Thomas McRobbie, Ian Scott Hunter, Nigel Patrick Pickup, Russell Malcolm, Alexander Paterson Orr, Thomas Walker Stirling, James William Sibbald, Frankie Dover, Walter Shields, Thomas Grant, William Duncan Shaw, Donald Robert Sutherland.

Sadly, the 1971 disaster was not the first time that tragedy had struck at Ibrox.

Ten years earlier, two people died on Stairway 13 and 44 were injured and there were two other incidents in the intervening years, although thankfully no fatalities.

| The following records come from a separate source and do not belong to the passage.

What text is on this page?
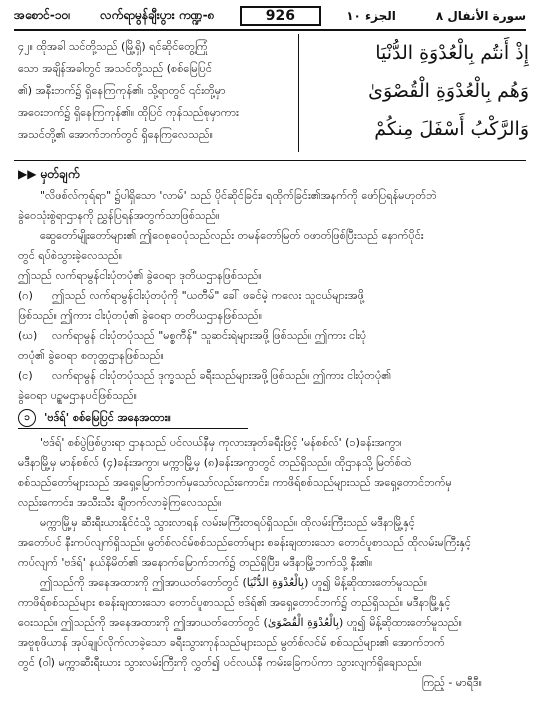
အစောင်-၁၀၊	လက်ရာမွန်ချီးပွား ကဏ္ဍ-၈	926	سورة الأنفال ٨
الجزء ١٠
إِذْ أَنتُم بِالْعُدْوَةِ الدُّنْيَا
وَهُم بِالْعُدْوَةِ الْقُصْوَىٰ
وَالرَّكْبُ أَسْفَلَ مِنكُمْ
၄၂။ ထိုအခါ သင်တို့သည် (မြို့ရှိ) ရင်ဆိုင်တွေ့ကြုံ
သော အချိန်အခါတွင် အသင်တို့သည် (စစ်မြေပြင်
၏) အနီးဘက်၌ ရှိနေကြကုန်၏၊ သို့ရာတွင် ၎င်းတို့မှာ
အဝေးဘက်၌ ရှိနေကြကုန်၏။ ထိုပြင် ကုန်သည်စုမှာကား
အသင်တို့၏ အောက်ဘက်တွင် ရှိနေကြလေသည်။
▶▶ မှတ်ချက်

"လိဖစ်လ်ကုရ်ရာ" ၌ပါရှိသော 'လာမ်' သည် ပိုင်ဆိုင်ခြင်း၊ ရထိုက်ခြင်း၏အနက်ကို ဖော်ပြရန်မဟုတ်ဘဲ

ခွဲဝေသုံးစွဲရာဌာနကို ညွှန်ပြရန်အတွက်သာဖြစ်သည်။

ဆွေတော်မျိုးတော်များ၏ ဤဝေစုဝေပုံသည်လည်း တမန်တော်မြတ် ဝဖာတ်ဖြစ်ပြီးသည် နောက်ပိုင်း

တွင် ရပ်စဲသွားခဲ့လေသည်။

ဤသည် လက်ရာမွန်ငါးပုံတပုံ၏ ခွဲဝေရာ ဒုတိယဌာနဖြစ်သည်။

(ဂ)	ဤသည် လက်ရာမွန်ငါးပုံတပုံကို "ယတီမ်" ခေါ် ဖခင်မဲ့ ကလေး သူငယ်များအဖို့

ဖြစ်သည်။ ဤကား ငါးပုံတပုံ၏ ခွဲဝေရာ တတိယဌာနဖြစ်သည်။

(ဃ)	လက်ရာမွန် ငါးပုံတပုံသည် "မစ္စကီန်" သူဆင်းရဲများအဖို့ ဖြစ်သည်။ ဤကား ငါးပုံ

တပုံ၏ ခွဲဝေရာ စတုတ္ထဌာနဖြစ်သည်။

(င)	လက်ရာမွန် ငါးပုံတပုံသည် ဒုက္ခသည် ခရီးသည်များအဖို့ဖြစ်သည်။ ဤကား ငါးပုံတပုံ၏

ခွဲဝေရာ ပဉ္စမဌာနပင်ဖြစ်သည်။

၁	'ဗဒ်ရ်' စစ်မြေပြင် အနေအထား။

'ဗဒ်ရ်' စစ်ပွဲဖြစ်ပွားရာ ဌာနသည် ပင်လယ်နီမှ ကုလားအုတ်ခရီးဖြင့် 'မန်စစ်လ်' (၁)ခန်းအကွာ၊

မဒီနာမြို့မှ မာန်စစ်လ် (၄)ခန်းအကွာ၊ မက္ကာမြို့မှ (၈)ခန်းအကွာတွင် တည်ရှိသည်။ ထိုဌာနသို့ မြတ်စ်ထဲ

စစ်သည်တော်များသည် အရှေ့မြောက်ဘက်မှသော်လည်းကောင်း၊ ကာဖိရ်စစ်သည်များသည် အရှေ့တောင်ဘက်မှ

လည်းကောင်း၊ အသီးသီး ချီတက်လာခဲ့ကြလေသည်။

မက္ကာမြို့မှ ဆီးရီးယားနိုင်ငံသို့ သွားလာရန် လမ်းမကြီးတရပ်ရှိသည်။ ထိုလမ်းကြီးသည် မဒီနာမြို့နှင့်

အတော်ပင် နီးကပ်လျက်ရှိသည်။ မွတ်စ်လင်မ်စစ်သည်တော်များ စခန်းချထားသော တောင်ပူစာသည် ထိုလမ်းမကြီးနှင့်

ကပ်လျက် 'ဗဒ်ရ်' နယ်နိမိတ်၏ အနောက်မြောက်ဘက်၌ တည်ရှိပြီး၊ မဒီနာမြို့ဘက်သို့ နီး၏။

ဤသည်ကို အနေအထားကို ဤအာယတ်တော်တွင် (بِالْعُدْوَةِ الدُّنْيَا) ဟူ၍ မိန့်ဆိုထားတော်မူသည်။

ကာဖိရ်စစ်သည်များ စခန်းချထားသော တောင်ပူစာသည် ဗဒ်ရ်၏ အရှေ့တောင်ဘက်၌ တည်ရှိသည်။ မဒီနာမြို့နှင့်

ဝေးသည်။ ဤသည်ကို အနေအထားကို ဤအာယတ်တော်တွင် (بِالْعُدْوَةِ الْقُصْوَىٰ) ဟူ၍ မိန့်ဆိုထားတော်မူသည်။

အဗူစုဖိယာန် အုပ်ချုပ်လိုက်လာခဲ့သော ခရီးသွားကုန်သည်များသည် မွတ်စ်လင်မ် စစ်သည်များ၏ အောက်ဘက်

တွင် (ဝါ) မက္ကာဆီးရီးယား သွားလမ်းကြီးကို လွှတ်၍ ပင်လယ်နီ ကမ်းခြေကပ်ကာ သွားလျက်ရှိချေသည်။

ကြည့် - မာရီဒီ။
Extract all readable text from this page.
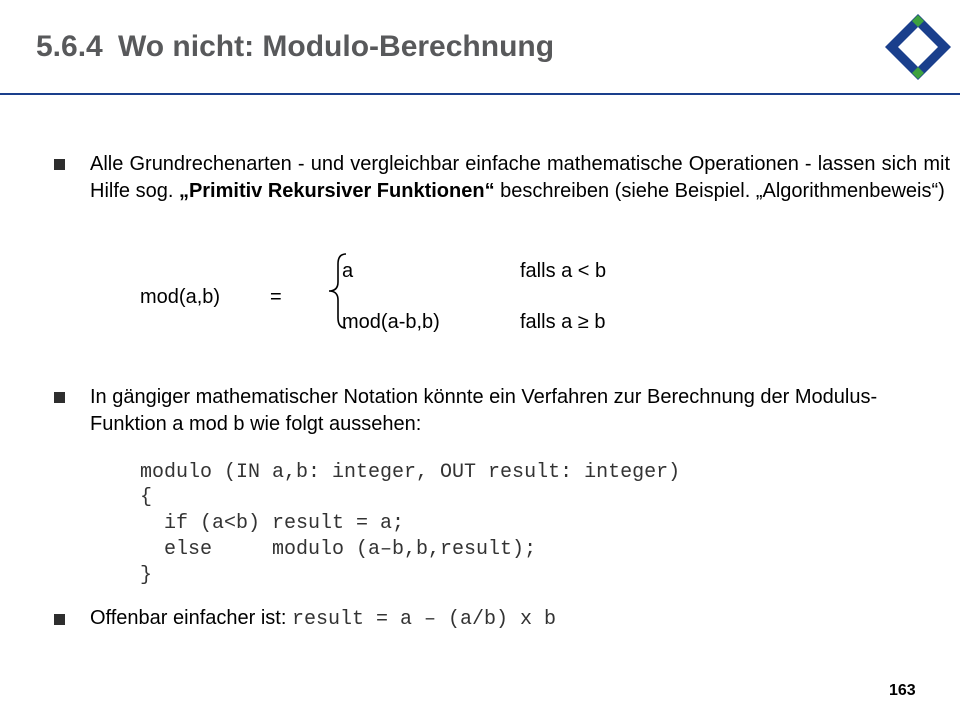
5.6.4 Wo nicht: Modulo-Berechnung
Alle Grundrechenarten - und vergleichbar einfache mathematische Operationen - lassen sich mit Hilfe sog. „Primitiv Rekursiver Funktionen“ beschreiben (siehe Beispiel. „Algorithmenbeweis“)
mod(a,b) =
a	falls a < b
mod(a-b,b)	falls a ≥ b
In gängiger mathematischer Notation könnte ein Verfahren zur Berechnung der Modulus-Funktion a mod b wie folgt aussehen:
modulo (IN a,b: integer, OUT result: integer)
{
if (a<b) result = a;
else     modulo (a–b,b,result);
}
Offenbar einfacher ist: result = a – (a/b) x b
163
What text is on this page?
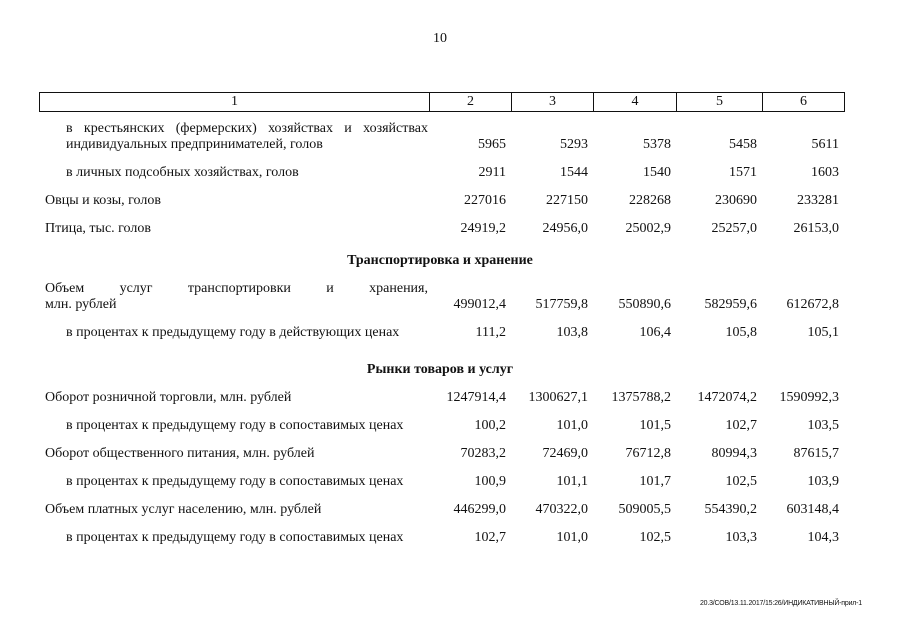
10
1	2	3	4	5	6
в крестьянских (фермерских) хозяйствах и хозяйствах
индивидуальных предпринимателей, голов	5965	5293	5378	5458	5611
в личных подсобных хозяйствах, голов	2911	1544	1540	1571	1603
Овцы и козы, голов	227016	227150	228268	230690	233281
Птица, тыс. голов	24919,2	24956,0	25002,9	25257,0	26153,0
Транспортировка и хранение
Объем услуг транспортировки и хранения,
млн. рублей	499012,4	517759,8	550890,6	582959,6	612672,8
в процентах к предыдущему году в действующих ценах	111,2	103,8	106,4	105,8	105,1
Рынки товаров и услуг
Оборот розничной торговли, млн. рублей	1247914,4	1300627,1	1375788,2	1472074,2	1590992,3
в процентах к предыдущему году в сопоставимых ценах	100,2	101,0	101,5	102,7	103,5
Оборот общественного питания, млн. рублей	70283,2	72469,0	76712,8	80994,3	87615,7
в процентах к предыдущему году в сопоставимых ценах	100,9	101,1	101,7	102,5	103,9
Объем платных услуг населению, млн. рублей	446299,0	470322,0	509005,5	554390,2	603148,4
в процентах к предыдущему году в сопоставимых ценах	102,7	101,0	102,5	103,3	104,3
20.3/СОВ/13.11.2017/15:26/ИНДИКАТИВНЫЙ-прил-1
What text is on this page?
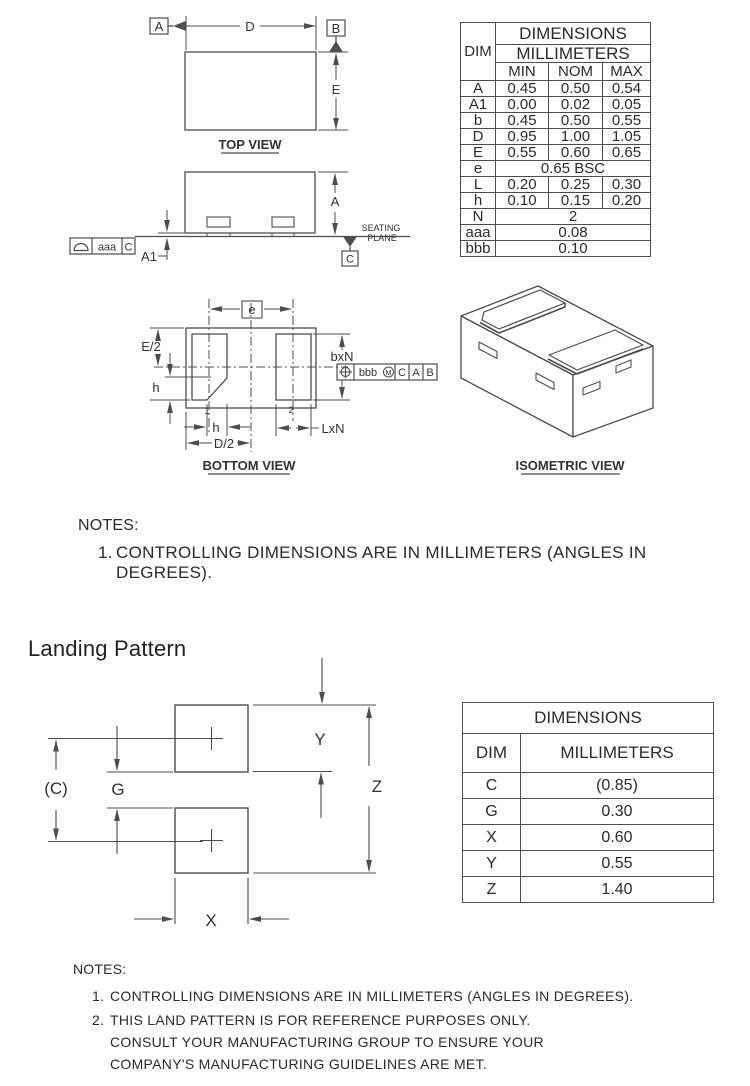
A	B
D
E
TOP VIEW
A
A1
aaa C
SEATING
PLANE
C
e
E/2
h
h
1	2
D/2
LxN
bxN
bbb M C A B
BOTTOM VIEW	ISOMETRIC VIEW
Y
Z
(C)	G
X
DIM	DIMENSIONS		
	MILLIMETERS		
	MIN	NOM	MAX
A	0.45	0.50	0.54
A1	0.00	0.02	0.05
b	0.45	0.50	0.55
D	0.95	1.00	1.05
E	0.55	0.60	0.65
e	0.65 BSC		
L	0.20	0.25	0.30
h	0.10	0.15	0.20
N	2		
aaa	0.08		
bbb	0.10		
NOTES:
1. CONTROLLING DIMENSIONS ARE IN MILLIMETERS (ANGLES IN DEGREES).
Landing Pattern
DIMENSIONS	
DIM	MILLIMETERS
C	(0.85)
G	0.30
X	0.60
Y	0.55
Z	1.40
NOTES:
1. CONTROLLING DIMENSIONS ARE IN MILLIMETERS (ANGLES IN DEGREES).
2. THIS LAND PATTERN IS FOR REFERENCE PURPOSES ONLY.
CONSULT YOUR MANUFACTURING GROUP TO ENSURE YOUR
COMPANY'S MANUFACTURING GUIDELINES ARE MET.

In 1902 horror struck when the old wooden terracing collapsed under the weight of too many spectators when Ibrox hosted the Scotland v England international match.

A gaping hole opened up and people plunged below. A total of 25 people died and 587 were injured but remarkably the game continued with many people crammed into other areas of the ground unaware of what was happening.

The match was replayed at Villa Park a month later, finishing 2-2. The proceeds, £1000, went to the Ibrox Disaster Relief Funds.

The tragedy reinforced the belief that football grounds had to be designed differently and Rangers employed the services of renowned construction engineer Archibald Leitch who re-designed a safer Ibrox which began holding international matches again in 1909.